There’s still a Super Committee, to be sure. And Stephen Moore of the Wall Street Journal late yesterday tried to float a proposal to give them something to do. In short, his idea is that Republicans would cap some deductions in exchange for making the Bush tax cuts permanent, an idea that would EXPLODE the deficit:
One positive development on taxes taking shape is a deal that could include limiting tax deductions, perhaps by capping write-offs on charities, state and local taxes, and mortgage interest payments as a percentage of each tax filer’s gross income. That idea was introduced on these pages by Harvard economist Martin Feldstein.
In exchange, Democrats would agree to make the Bush income-tax cuts permanent. This would mean preventing top rates from going to 42% from 35% today, and keeping the capital gains and dividend tax rate at 15%, as opposed to plans to raise them to 23.8% or higher after 2013.
Moore’s biases are apparent in that the top rates are scheduled to only go to 39.6%, and dividend tax rates to 20%. So his thumb’s on the scale. But keep in mind, this would be a budget buster in the trillions, with most of that money going to the rich. And that’s a deficit committee deal.
Fortunately, this is not a formal offer, and Democrats have already rejected it out of hand, according to Brian Beutler. Like the letter on revenues, these are efforts to play nice in public, not serious efforts to find consensus. The other part of this is that something as enormous as tax reform isn’t going to be tackled by 12 members of Congress in two weeks, even if the chairs of the tax-writing committees are on the panel. There was some thought to extending the deadline for the committee to present a recommendation, but that has been rejected by Democrats on the panel.
Jeb Hensarling, the co-chair of the Super Committee and Moore’s only source for his article, acknowledged in the end that “we won’t be high-fiving” each other after the work of the panel is wrapped up. He sighed hopefully that the trigger on defense cuts would somehow be dispensed with down the road. Even the co-chair can’t hide the imminent doom for his committee. Sorry, austerity class.

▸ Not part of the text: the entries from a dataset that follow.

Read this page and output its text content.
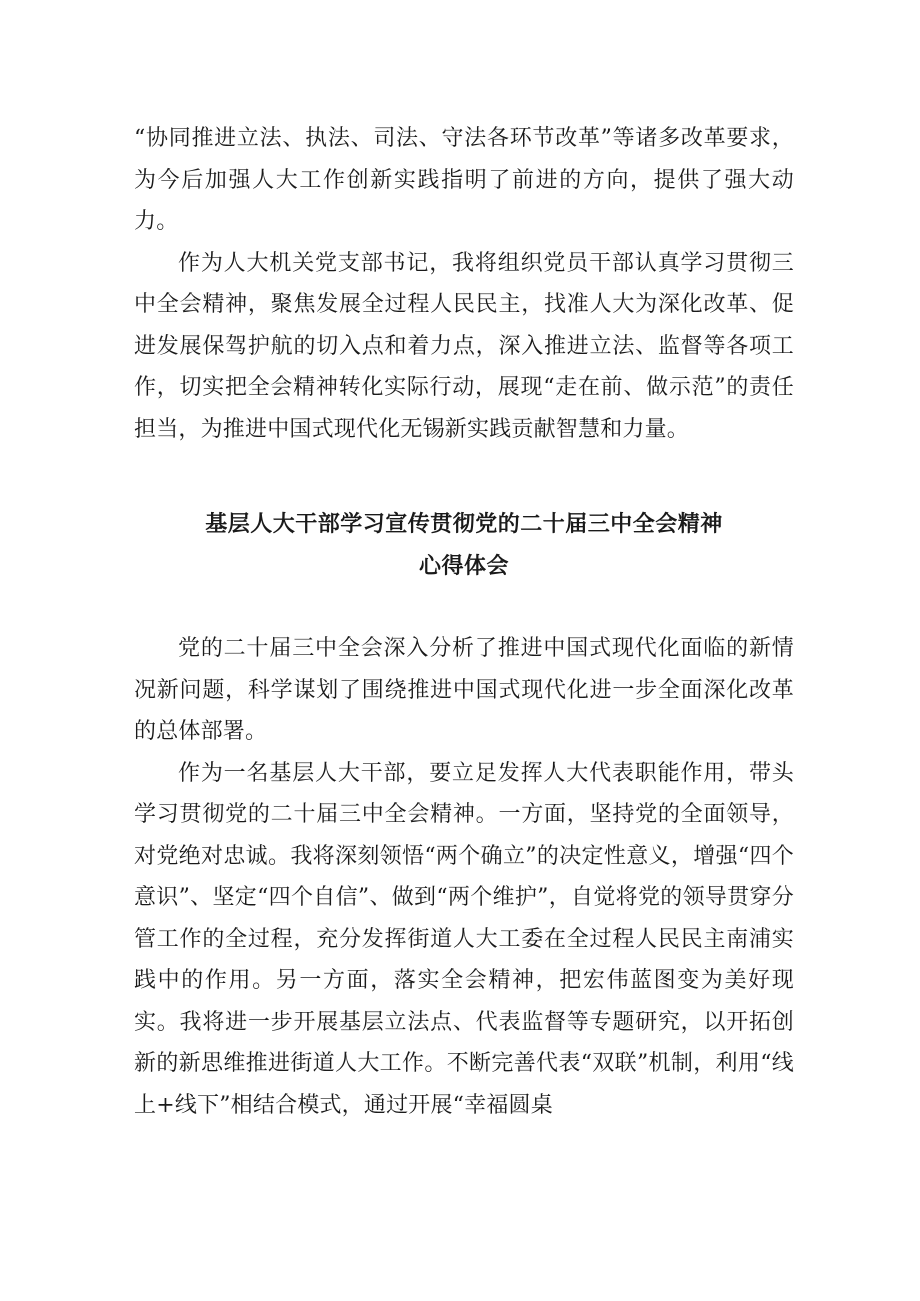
“协同推进立法、执法、司法、守法各环节改革”等诸多改革要求，为今后加强人大工作创新实践指明了前进的方向，提供了强大动力。

作为人大机关党支部书记，我将组织党员干部认真学习贯彻三中全会精神，聚焦发展全过程人民民主，找准人大为深化改革、促进发展保驾护航的切入点和着力点，深入推进立法、监督等各项工作，切实把全会精神转化实际行动，展现“走在前、做示范”的责任担当，为推进中国式现代化无锡新实践贡献智慧和力量。

基层人大干部学习宣传贯彻党的二十届三中全会精神
心得体会

党的二十届三中全会深入分析了推进中国式现代化面临的新情况新问题，科学谋划了围绕推进中国式现代化进一步全面深化改革的总体部署。

作为一名基层人大干部，要立足发挥人大代表职能作用，带头学习贯彻党的二十届三中全会精神。一方面，坚持党的全面领导，对党绝对忠诚。我将深刻领悟“两个确立”的决定性意义，增强“四个意识”、坚定“四个自信”、做到“两个维护”，自觉将党的领导贯穿分管工作的全过程，充分发挥街道人大工委在全过程人民民主南浦实践中的作用。另一方面，落实全会精神，把宏伟蓝图变为美好现实。我将进一步开展基层立法点、代表监督等专题研究，以开拓创新的新思维推进街道人大工作。不断完善代表“双联”机制，利用“线上+线下”相结合模式，通过开展“幸福圆桌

This doesn’t mean that all is clear. The committee could come up with a lesser solution – maybe a few hundred billion, to reduce the impact of the trigger. And we know that there are some points of agreement that would be really damaging to people. For example, the move to chained CPI, which would cut benefits for Social Security recipients, was in both the Democratic and Republican initial offers on the committee.